After transport to the orbital launch pad, the vehicle pairing underwent integrated testing like several wet dress rehearsals to practice fueling procedures:
|December 15th, 2022
|Tank pressure & leak checks passed
|Static fire #1
|January 5th, 2023
|Short 3 engine ignition
|Static fire #2
|January 10th, 2023
|Full thrust 33 engine burn
These milestones verified SpaceX’s corrections to the propellant issues that destroyed SN15. The tanks maintained integrity under cryogenic conditions and during active firing, while venting excess gas as expected.
This paved the way for SpaceX to proceed towards the ambitious third test flight demonstratin many Starship milestones in one mission.

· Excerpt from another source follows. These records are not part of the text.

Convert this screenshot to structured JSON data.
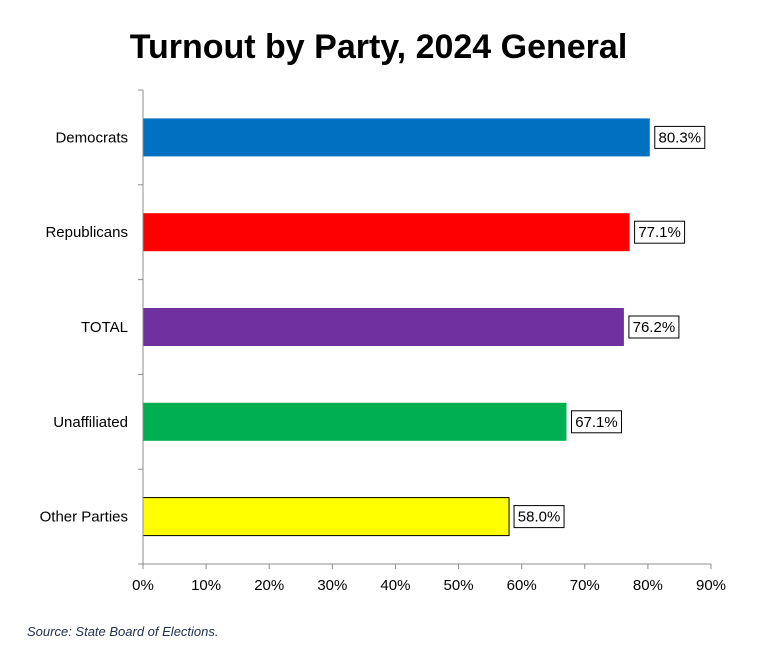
{
  "chart_data": {
    "type": "bar",
    "orientation": "horizontal",
    "title": "Turnout by Party, 2024 General",
    "categories": [
      "Democrats",
      "Republicans",
      "TOTAL",
      "Unaffiliated",
      "Other Parties"
    ],
    "values": [
      80.3,
      77.1,
      76.2,
      67.1,
      58.0
    ],
    "data_labels": [
      "80.3%",
      "77.1%",
      "76.2%",
      "67.1%",
      "58.0%"
    ],
    "colors": [
      "#0070c0",
      "#ff0000",
      "#7030a0",
      "#00b050",
      "#ffff00"
    ],
    "xlim": [
      0,
      90
    ],
    "x_ticks": [
      0,
      10,
      20,
      30,
      40,
      50,
      60,
      70,
      80,
      90
    ],
    "x_tick_labels": [
      "0%",
      "10%",
      "20%",
      "30%",
      "40%",
      "50%",
      "60%",
      "70%",
      "80%",
      "90%"
    ],
    "xlabel": "",
    "ylabel": "",
    "grid": false,
    "legend": "none"
  },
  "source": "Source: State Board of Elections."
}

Highlights Of Upcoming Third Test Flight
For the next Starship test, SpaceX intends to fly the highest and farthest yet while testing several critical maneuvers for rocket recovery:
- High altitude flight to approx. 70,000 feet
- Barrel roll and flip maneuver during ascent
- Deployment of body flaps for controlled descent
- Relight of 3 Raptor engines for landing flip
- Touchdown at landing zone with precise trajectory
The goals are to gather more data on Starship’s performance while pushing the envelope further than the prior peaks of around 40,000 feet.

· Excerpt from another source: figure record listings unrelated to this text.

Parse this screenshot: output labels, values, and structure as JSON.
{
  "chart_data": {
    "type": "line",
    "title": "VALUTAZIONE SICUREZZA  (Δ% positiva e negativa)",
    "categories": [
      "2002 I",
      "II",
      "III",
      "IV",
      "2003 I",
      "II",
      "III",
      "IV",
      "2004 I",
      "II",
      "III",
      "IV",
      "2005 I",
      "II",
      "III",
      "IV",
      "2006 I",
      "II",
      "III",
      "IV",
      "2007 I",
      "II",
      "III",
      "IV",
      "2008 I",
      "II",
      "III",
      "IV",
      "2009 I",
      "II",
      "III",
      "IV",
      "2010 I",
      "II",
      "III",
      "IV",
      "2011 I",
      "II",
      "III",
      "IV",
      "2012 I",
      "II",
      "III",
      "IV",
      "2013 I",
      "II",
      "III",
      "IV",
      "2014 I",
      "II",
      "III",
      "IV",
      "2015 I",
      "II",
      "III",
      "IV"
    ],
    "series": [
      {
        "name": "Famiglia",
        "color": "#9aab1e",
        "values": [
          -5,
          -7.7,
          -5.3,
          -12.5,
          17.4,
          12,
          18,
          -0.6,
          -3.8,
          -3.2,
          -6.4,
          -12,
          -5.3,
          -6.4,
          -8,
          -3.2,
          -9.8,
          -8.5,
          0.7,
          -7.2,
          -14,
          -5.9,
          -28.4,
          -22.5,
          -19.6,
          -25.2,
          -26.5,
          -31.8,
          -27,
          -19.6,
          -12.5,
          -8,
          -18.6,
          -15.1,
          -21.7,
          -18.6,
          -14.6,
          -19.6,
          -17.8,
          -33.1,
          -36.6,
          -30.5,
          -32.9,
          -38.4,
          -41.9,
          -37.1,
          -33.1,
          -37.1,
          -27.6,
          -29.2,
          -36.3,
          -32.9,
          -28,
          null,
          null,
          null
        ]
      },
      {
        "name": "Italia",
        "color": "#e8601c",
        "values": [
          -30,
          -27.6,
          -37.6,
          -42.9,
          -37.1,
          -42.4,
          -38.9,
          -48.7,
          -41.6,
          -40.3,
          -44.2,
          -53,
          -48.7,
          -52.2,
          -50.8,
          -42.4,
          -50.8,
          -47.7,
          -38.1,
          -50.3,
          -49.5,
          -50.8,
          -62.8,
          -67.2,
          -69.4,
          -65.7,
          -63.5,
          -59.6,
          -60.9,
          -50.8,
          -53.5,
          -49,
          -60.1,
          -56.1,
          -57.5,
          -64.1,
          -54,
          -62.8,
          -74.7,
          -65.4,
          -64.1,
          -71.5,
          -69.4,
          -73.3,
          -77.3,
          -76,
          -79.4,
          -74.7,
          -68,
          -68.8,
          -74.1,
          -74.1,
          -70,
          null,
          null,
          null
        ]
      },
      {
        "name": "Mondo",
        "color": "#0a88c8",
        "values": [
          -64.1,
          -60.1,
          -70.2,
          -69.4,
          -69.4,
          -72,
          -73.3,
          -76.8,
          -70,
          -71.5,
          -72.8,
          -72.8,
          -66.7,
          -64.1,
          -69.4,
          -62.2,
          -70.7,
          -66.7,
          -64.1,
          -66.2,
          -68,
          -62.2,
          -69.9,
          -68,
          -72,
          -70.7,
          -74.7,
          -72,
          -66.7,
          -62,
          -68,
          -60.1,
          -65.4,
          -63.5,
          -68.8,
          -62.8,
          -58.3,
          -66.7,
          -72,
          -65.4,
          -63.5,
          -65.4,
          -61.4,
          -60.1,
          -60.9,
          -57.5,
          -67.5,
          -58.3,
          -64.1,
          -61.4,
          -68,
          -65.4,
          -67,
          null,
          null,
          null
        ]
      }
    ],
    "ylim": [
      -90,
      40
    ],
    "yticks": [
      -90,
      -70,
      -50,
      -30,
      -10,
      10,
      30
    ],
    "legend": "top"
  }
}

This flight will also debut the first use of body flaps integrated on the vehicle to enable aerodynamic control authority during the belly flop and final landing burn.
The barrel roll will serve as an early demonstration of the maneuverability offered by having 6 actuating surfaces and 3 powerful engines available for redundancy. This ability to reroute will be essential for future point to point Starship variants transporting passengers.

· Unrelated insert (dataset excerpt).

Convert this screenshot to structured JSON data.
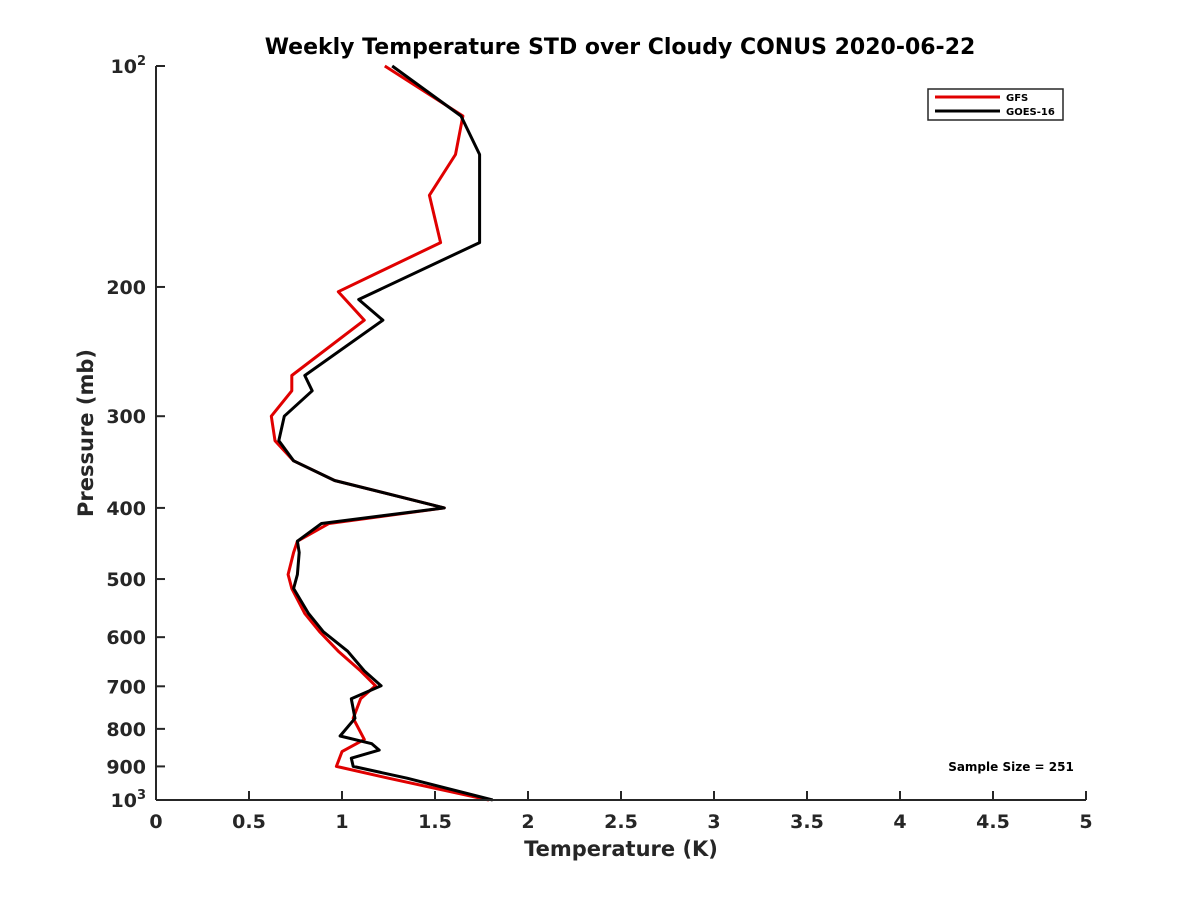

While only 3 sea level engines will relight for the landing this time, it will provide important understanding about restarting after long coasting in very thin atmosphere. Refining propellant conditioning for these scenarios will pay dividends when Starship returns from orbital velocities.
Next Steps After The Test
If the upcoming flight test achieves its objectives successfully, SpaceX will move towards the first orbital launch attempt of Starship possibly later in 2024. This would involve 6 Raptor Vacuum engines optimized for efficiency outside the atmosphere powering the vehicle to over 15,000 mph.
For such an ambitious maiden journey, the Starship is expected to just achieve a single loop around Earth before performing a targeted splashdown. This will allow the team to concentrate primarily on the critical re-entry and descent portions without needing to immediately nail a pinpoint landing.
There are also plans taking shape for an uncrewed circumlunar test flight under NASA’s Artemis program. SpaceX’s Starship was selected as the Human Landing System to ferry astronauts between the Gateway and moon’s surface. This voyage around the moon planned for 2025 will shake out Starship systems before astronauts depend on it.
Ultimately, after extensive qualifications, the Starship stack is envisioned to enable regular transport of 100+ ton payloads and 100+ people to destinations like Mars for less than a tenth the cost of current launch vehicles. But first it must begin incrementally proving out the advanced technologies through high stakes tests like the one targeted next month.
The outcome of the imminent third flight attempt will signal whether SpaceX has sufficiently matured the recovery process challenges unique to such a massive fully reusable architecture. A successful demonstration would be a giant leap towards the goal of making life multiplanetary.